Now working for the last three weeks with a daily catch limit of 50kg, French small-scale line fishermen fear a complete closure of the bass fishery any day now, at a time of year when bass is crucial to their livelihoods.
According to Association des Ligneurs de la Pointe de Bretagne, it was known on 22nd November that only 200 tonnes remained of the year’s quota, 10% of the 2240 tonne quota for 2018, with the expectation that a closure would be applied once the 95% threshold is reached.
‘We then requested that the remainder be exclusively reserved for those vessels that depend most on bass as a target species,’ a spokesman said. ‘This request has been completely ignored.’
The anger is magnified by the understanding that National Fisheries Committee CNPMEM and the government fisheries department had been aware since August of how the situation was developing.
‘The Bay of Biscay boats can land up to 50 kg of bass per tide, without their dependence on this species taken into account. So a boat fishing mainly sole, whose quotas are increasing, can fish as much bass as someone who depends entirely on bass to survive.’
‘Not only is the stock slaughtered by overfishing during the breeding season by vessels who are happy to saw off the branch they are sitting on, but the trolling boats that fish in the most ecologically sound way possible are the ones that are about to be stopped. It’s mad, specially when we know that in January the massacre on the spawning grounds will start again.’

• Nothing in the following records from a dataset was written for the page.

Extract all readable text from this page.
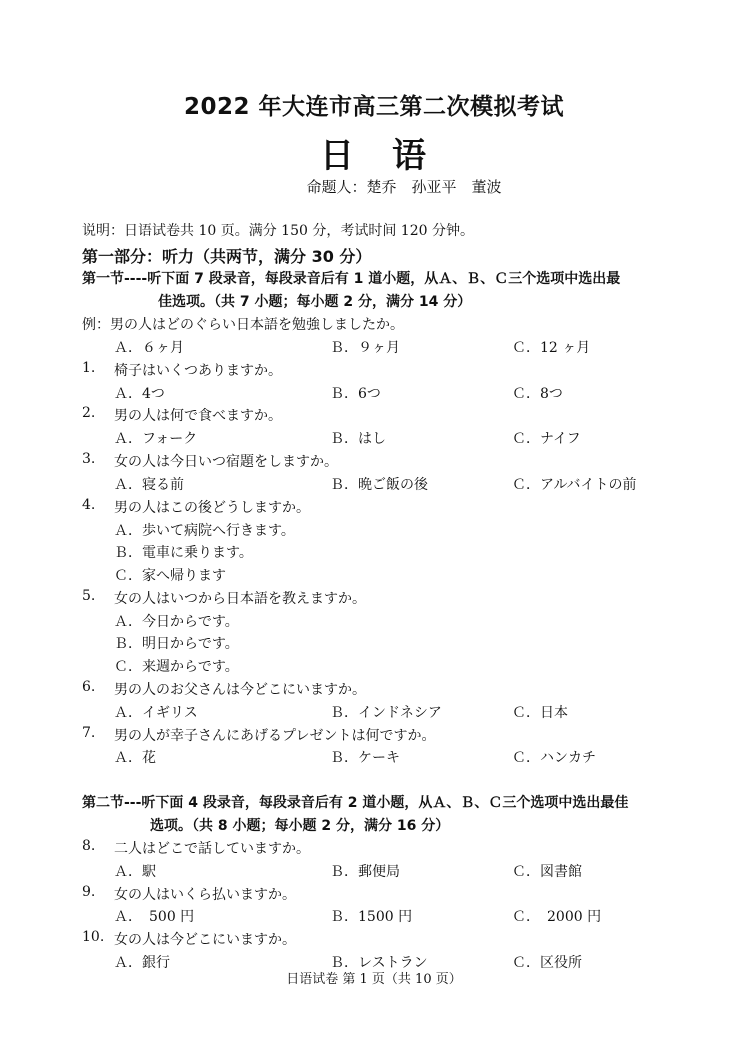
2022 年大连市高三第二次模拟考试
日　语
命题人：楚乔　孙亚平　董波
说明：日语试卷共 10 页。满分 150 分，考试时间 120 分钟。
第一部分：听力（共两节，满分 30 分）
第一节----听下面 7 段录音，每段录音后有 1 道小题，从Ａ、Ｂ、Ｃ三个选项中选出最
佳选项。（共 7 小题；每小题 2 分，满分 14 分）
例：男の人はどのぐらい日本語を勉強しましたか。
Ａ．６ヶ月	Ｂ．９ヶ月	Ｃ．12 ヶ月
1. 椅子はいくつありますか。
Ａ．4つ	Ｂ．6つ	Ｃ．8つ
2. 男の人は何で食べますか。
Ａ．フォーク	Ｂ．はし	Ｃ．ナイフ
3. 女の人は今日いつ宿題をしますか。
Ａ．寝る前	Ｂ．晩ご飯の後	Ｃ．アルバイトの前
4. 男の人はこの後どうしますか。
Ａ．歩いて病院へ行きます。
Ｂ．電車に乗ります。
Ｃ．家へ帰ります
5. 女の人はいつから日本語を教えますか。
Ａ．今日からです。
Ｂ．明日からです。
Ｃ．来週からです。
6. 男の人のお父さんは今どこにいますか。
Ａ．イギリス	Ｂ．インドネシア	Ｃ．日本
7. 男の人が幸子さんにあげるプレゼントは何ですか。
Ａ．花	Ｂ．ケーキ	Ｃ．ハンカチ
第二节---听下面 4 段录音，每段录音后有 2 道小题，从Ａ、Ｂ、Ｃ三个选项中选出最佳
选项。（共 8 小题；每小题 2 分，满分 16 分）
8. 二人はどこで話していますか。
Ａ．駅	Ｂ．郵便局	Ｃ．図書館
9. 女の人はいくら払いますか。
Ａ．　500 円	Ｂ．1500 円	Ｃ．　2000 円
10. 女の人は今どこにいますか。
Ａ．銀行	Ｂ．レストラン	Ｃ．区役所
日语试卷 第 1 页（共 10 页）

Association des Ligneurs de la Pointe de Bretagne’s spokesman commented that November was the latest bad month of a bad year.

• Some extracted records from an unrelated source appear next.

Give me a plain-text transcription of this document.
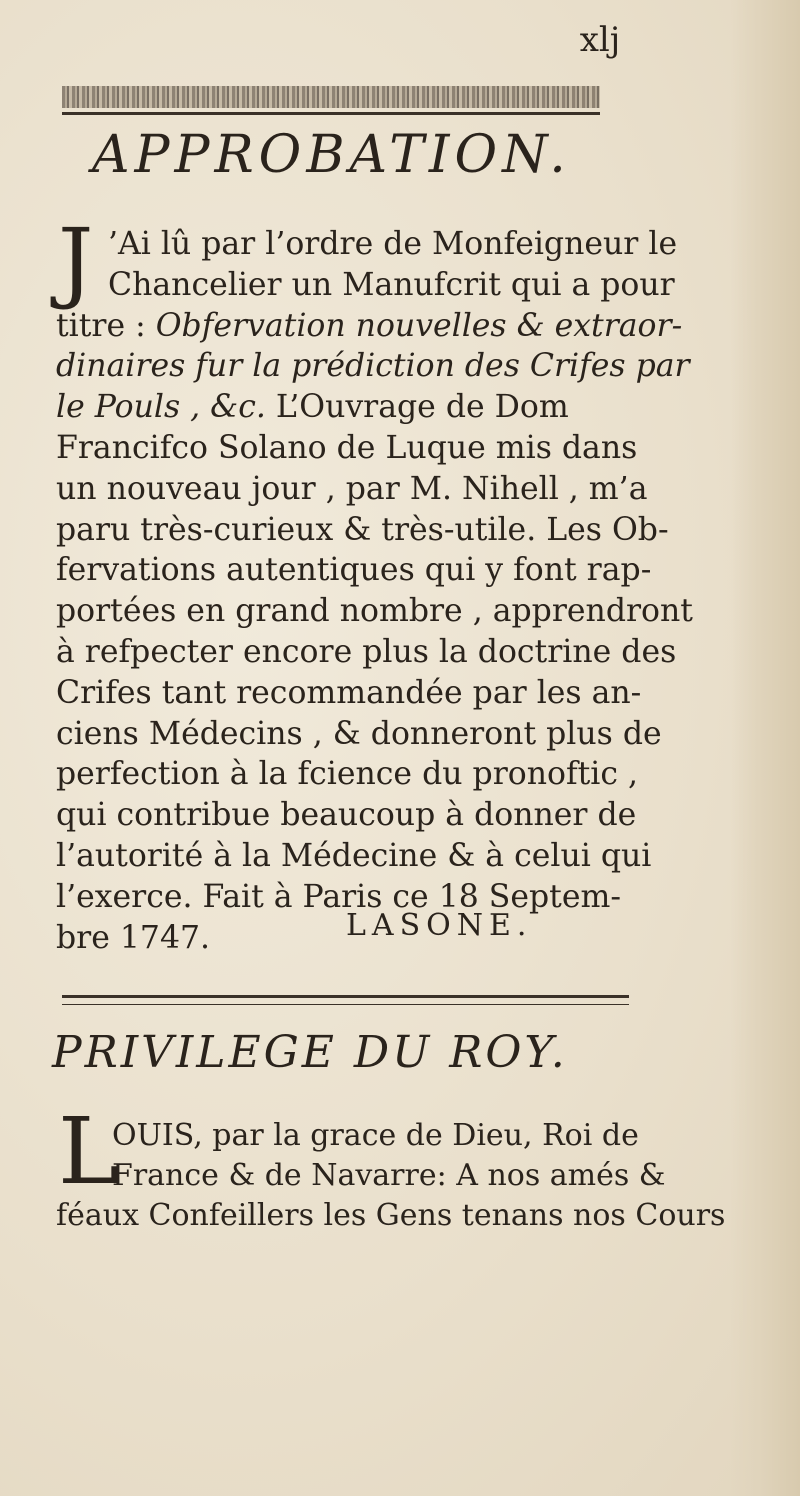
xlj
APPROBATION.
J ’Ai lû par l’ordre de Monfeigneur le
Chancelier un Manufcrit qui a pour
titre : Obfervation nouvelles & extraor-
dinaires fur la prédiction des Crifes par
le Pouls , &c. L’Ouvrage de Dom
Francifco Solano de Luque mis dans
un nouveau jour , par M. Nihell , m’a
paru très-curieux & très-utile. Les Ob-
fervations autentiques qui y font rap-
portées en grand nombre , apprendront
à refpecter encore plus la doctrine des
Crifes tant recommandée par les an-
ciens Médecins , & donneront plus de
perfection à la fcience du pronoftic ,
qui contribue beaucoup à donner de
l’autorité à la Médecine & à celui qui
l’exerce. Fait à Paris ce 18 Septem-
bre 1747.	LASONE.
PRIVILEGE DU ROY.
L
OUIS, par la grace de Dieu, Roi de
France & de Navarre: A nos amés &
féaux Confeillers les Gens tenans nos Cours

‘It is unacceptable that the French state does not care about its small fishermen, does not fulfil its role as manager, more concerned about its relationship with the National Fisheries Committee than about the issue of fishermen’s survival. To date, fishermen have no information on the total bass catch and the threat of a closure. The contempt displayed by the authorities supposed to defend them adds to the absurdity of a system of fisheries management is fuelling anger in the ports.’